Definir a otros jugadores en relación con el protagonista es otra característica del libro. Por ejemplo: Michael Jordan era mostrado como alguien “intenso” para los demás, presionando mucho a sus compañeros para estar a su par y alcanzar el título. Magic Johnson, en cambio, era intenso solo con sí mismo, en gran medida porque siempre —a diferencia de Air— estuvo rodeado de compañeros de primer nivel en una estructura —Los Angeles Lakers— mucho más competitiva. Esto resulta particularmente delicioso para los amantes de la NBA.

Hay algo más a destacar del libro: no es una hagiografía de Jordan. El jugador también es retratado en sus puntos más oscuros. Podía ser miserable cuando se ponía entre ceja y ceja a un jugador, ya sea un compañero (Tony Kukoc) o a un rival (Dan Majerle), solo porque alguien a quien no le tuviera particular cariño (por caso Jerry Krause, el directivo de los Bulls con quien se supo llevar muy mal) lo elogiara en demasía. No se ahorran párrafos al hablar de su adicción al juego, algo que saltó a la palestra en 1993. Fue un año malo: en agosto su padre murió cuando dos hombres lo asesinaron en una carretera para robarle el auto. 

Y el autor tampoco se saltea una parte fundamental: a diferencia de otros atletas negros de elite, como Muhammad Alí o Jackie Robinson, Michael Jordan nunca fue un activista por los derechos de los suyos, por más barreras raciales que pudiera haber tirado abajo. No estaba obligado a serlo, pero sí lo pintaban como un moderno (y muy adinerado) Tío Tom, como lo han señalado algunas voces críticas. El libro (que al igual que la serie omite extrañamente toda referencia a Craig Hodges, compañero de Jordan en los Bulls y mucho más activo social y políticamente), de cualquier forma, pone eso en su justo término.

“No había sido ‘el primero’, como sí lo fueron Robinson, Ashe y Johnson; ni había planteado ningún desafío político de gran calado o incluso desgarrador al establishment blanco como lo hicieron Robeson o Alí. Jordan había entrado cuando le correspondía en la escena educativa, atlética y comercial de Estados Unidos, y apenas nada se le había negado a causa de su raza.
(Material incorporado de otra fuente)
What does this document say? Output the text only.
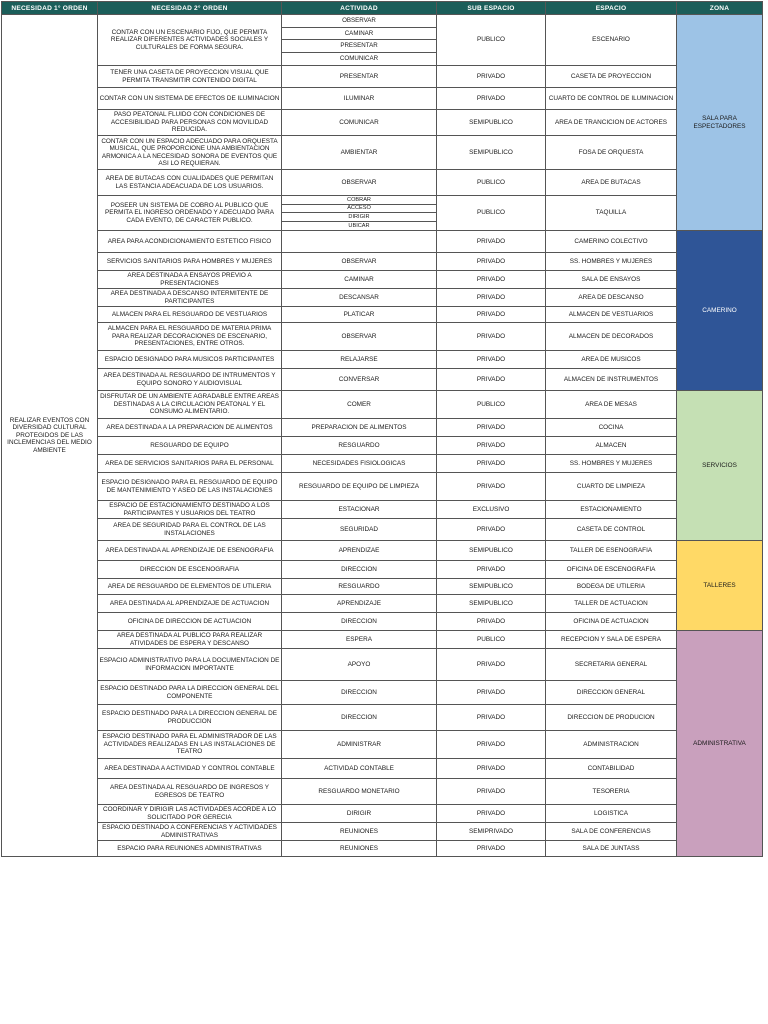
NECESIDAD 1° ORDEN	NECESIDAD 2° ORDEN	ACTIVIDAD	SUB ESPACIO	ESPACIO	ZONA
REALIZAR EVENTOS CON DIVERSIDAD CULTURAL PROTEGIDOS DE LAS INCLEMENCIAS DEL MEDIO AMBIENTE	CONTAR CON UN ESCENARIO FIJO, QUE PERMITA REALIZAR DIFERENTES ACTIVIDADES SOCIALES Y CULTURALES DE FORMA SEGURA.	OBSERVAR
CAMINAR
PRESENTAR
COMUNICAR	PUBLICO	ESCENARIO	SALA PARA ESPECTADORES
	TENER UNA CASETA DE PROYECCION VISUAL QUE PERMITA TRANSMITIR CONTENIDO DIGITAL	PRESENTAR	PRIVADO	CASETA DE PROYECCION	
	CONTAR CON UN SISTEMA DE EFECTOS DE ILUMINACION	ILUMINAR	PRIVADO	CUARTO DE CONTROL DE ILUMINACION	
	PASO PEATONAL FLUIDO CON CONDICIONES DE ACCESIBILIDAD PARA PERSONAS CON MOVILIDAD REDUCIDA.	COMUNICAR	SEMIPUBLICO	AREA DE TRANCICION DE ACTORES	
	CONTAR CON UN ESPACIO ADECUADO PARA ORQUESTA MUSICAL, QUE PROPORCIONE UNA AMBIENTACION ARMONICA A LA NECESIDAD SONORA DE EVENTOS QUE ASI LO REQUIERAN.	AMBIENTAR	SEMIPUBLICO	FOSA DE ORQUESTA	
	AREA DE BUTACAS CON CUALIDADES QUE PERMITAN LAS ESTANCIA ADEACUADA DE LOS USUARIOS.	OBSERVAR	PUBLICO	AREA DE BUTACAS	
	POSEER UN SISTEMA DE COBRO AL PUBLICO QUE PERMITA EL INGRESO ORDENADO Y ADECUADO PARA CADA EVENTO, DE CARACTER PUBLICO.	COBRAR
ACCESO
DIRIGIR
UBICAR	PUBLICO	TAQUILLA	
	AREA PARA ACONDICIONAMIENTO ESTETICO FISICO		PRIVADO	CAMERINO COLECTIVO	CAMERINO
	SERVICIOS SANITARIOS PARA HOMBRES Y MUJERES	OBSERVAR	PRIVADO	SS. HOMBRES Y MUJERES	
	AREA DESTINADA A ENSAYOS PREVIO A PRESENTACIONES	CAMINAR	PRIVADO	SALA DE ENSAYOS	
	AREA DESTINADA A DESCANSO INTERMITENTE DE PARTICIPANTES	DESCANSAR	PRIVADO	AREA DE DESCANSO	
	ALMACEN PARA EL RESGUARDO DE VESTUARIOS	PLATICAR	PRIVADO	ALMACEN DE VESTUARIOS	
	ALMACEN PARA EL RESGUARDO DE MATERIA PRIMA PARA REALIZAR DECORACIONES DE ESCENARIO, PRESENTACIONES, ENTRE OTROS.	OBSERVAR	PRIVADO	ALMACEN DE DECORADOS	
	ESPACIO DESIGNADO PARA MUSICOS PARTICIPANTES	RELAJARSE	PRIVADO	AREA DE MUSICOS	
	AREA DESTINADA AL RESGUARDO DE INTRUMENTOS Y EQUIPO SONORO Y AUDIOVISUAL	CONVERSAR	PRIVADO	ALMACEN DE INSTRUMENTOS	
	DISFRUTAR DE UN AMBIENTE AGRADABLE ENTRE AREAS DESTINADAS A LA CIRCULACION PEATONAL Y EL CONSUMO ALIMENTARIO.	COMER	PUBLICO	AREA DE MESAS	SERVICIOS
	AREA DESTINADA A LA PREPARACION DE ALIMENTOS	PREPARACION DE ALIMENTOS	PRIVADO	COCINA	
	RESGUARDO DE EQUIPO	RESGUARDO	PRIVADO	ALMACEN	
	AREA DE SERVICIOS SANITARIOS PARA EL PERSONAL	NECESIDADES FISIOLOGICAS	PRIVADO	SS. HOMBRES Y MUJERES	
	ESPACIO DESIGNADO PARA EL RESGUARDO DE EQUIPO DE MANTENIMIENTO Y ASEO DE LAS INSTALACIONES	RESGUARDO DE EQUIPO DE LIMPIEZA	PRIVADO	CUARTO DE LIMPIEZA	
	ESPACIO DE ESTACIONAMIENTO DESTINADO A LOS PARTICIPANTES Y USUARIOS DEL TEATRO	ESTACIONAR	EXCLUSIVO	ESTACIONAMIENTO	
	AREA DE SEGURIDAD PARA EL CONTROL DE LAS INSTALACIONES	SEGURIDAD	PRIVADO	CASETA DE CONTROL	
	AREA DESTINADA AL APRENDIZAJE DE ESENOGRAFIA	APRENDIZAE	SEMIPUBLICO	TALLER DE ESENOGRAFIA	TALLERES
	DIRECCION DE ESCENOGRAFIA	DIRECCION	PRIVADO	OFICINA DE ESCENOGRAFIA	
	AREA DE RESGUARDO DE ELEMENTOS DE UTILERIA	RESGUARDO	SEMIPUBLICO	BODEGA DE UTILERIA	
	AREA DESTINADA AL APRENDIZAJE DE ACTUACION	APRENDIZAJE	SEMIPUBLICO	TALLER DE ACTUACION	
	OFICINA DE DIRECCION DE ACTUACION	DIRECCION	PRIVADO	OFICINA DE ACTUACION	
	AREA DESTINADA AL PUBLICO PARA REALIZAR ATIVIDADES DE ESPERA Y DESCANSO	ESPERA	PUBLICO	RECEPCION Y SALA DE ESPERA	ADMINISTRATIVA
	ESPACIO ADMINISTRATIVO PARA LA DOCUMENTACION DE INFORMACION IMPORTANTE	APOYO	PRIVADO	SECRETARIA GENERAL	
	ESPACIO DESTINADO PARA LA DIRECCION GENERAL DEL COMPONENTE	DIRECCION	PRIVADO	DIRECCION GENERAL	
	ESPACIO DESTINADO PARA LA DIRECCION GENERAL DE PRODUCCION	DIRECCION	PRIVADO	DIRECCION DE PRODUCION	
	ESPACIO DESTINADO PARA EL ADMINISTRADOR DE LAS ACTIVIDADES REALIZADAS EN LAS INSTALACIONES DE TEATRO	ADMINISTRAR	PRIVADO	ADMINISTRACION	
	AREA DESTINADA A ACTIVIDAD Y CONTROL CONTABLE	ACTIVIDAD CONTABLE	PRIVADO	CONTABILIDAD	
	AREA DESTINADA AL RESGUARDO DE INGRESOS Y EGRESOS DE TEATRO	RESGUARDO MONETARIO	PRIVADO	TESORERIA	
	COORDINAR Y DIRIGIR LAS ACTIVIDADES ACORDE A LO SOLICITADO POR GERECIA	DIRIGIR	PRIVADO	LOGISTICA	
	ESPACIO DESTINADO A CONFERENCIAS Y ACTIVIDADES ADMINISTRATIVAS	REUNIONES	SEMIPRIVADO	SALA DE CONFERENCIAS	
	ESPACIO PARA REUNIONES ADMINISTRATIVAS	REUNIONES	PRIVADO	SALA DE JUNTASS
Si su carrera reflejó algo que excediera al ámbito deportivo en términos de historia racial, fue la disposición de la América corporativa a entender, aunque fuera a regañadientes, que un atleta negro, atractivo y de facultades asombrosas podía ser persuasivo como vendedor de una amplia variedad de productos bastante prosaicos”, indica el trabajo en su parte final. “Aun así, lo que Jordan dejaba en el recuerdo del aficionado medio tampoco era exactamente una colección de extraordinarias imágenes como deportista, sino más bien la impresión de haber visto un cometa humano cuyo resplandor teníamos el privilegio de ver una noche y otra y otra más; un jugador con un carisma como no se había visto jamás en el baloncesto: brillante, grácil y, por supuesto, temible. Poseía en el más alto grado todas las cualidades de la grandeza. Además, parecía que algún genetista hubiera inyectado en su ADN una solución mágica de supercompetitividad, de modo que llegó a representar, más que ningún otro deportista de los tiempos recientes, al hombre invencible, alguien que no conocía la palabra derrota”. Y eso no es poco.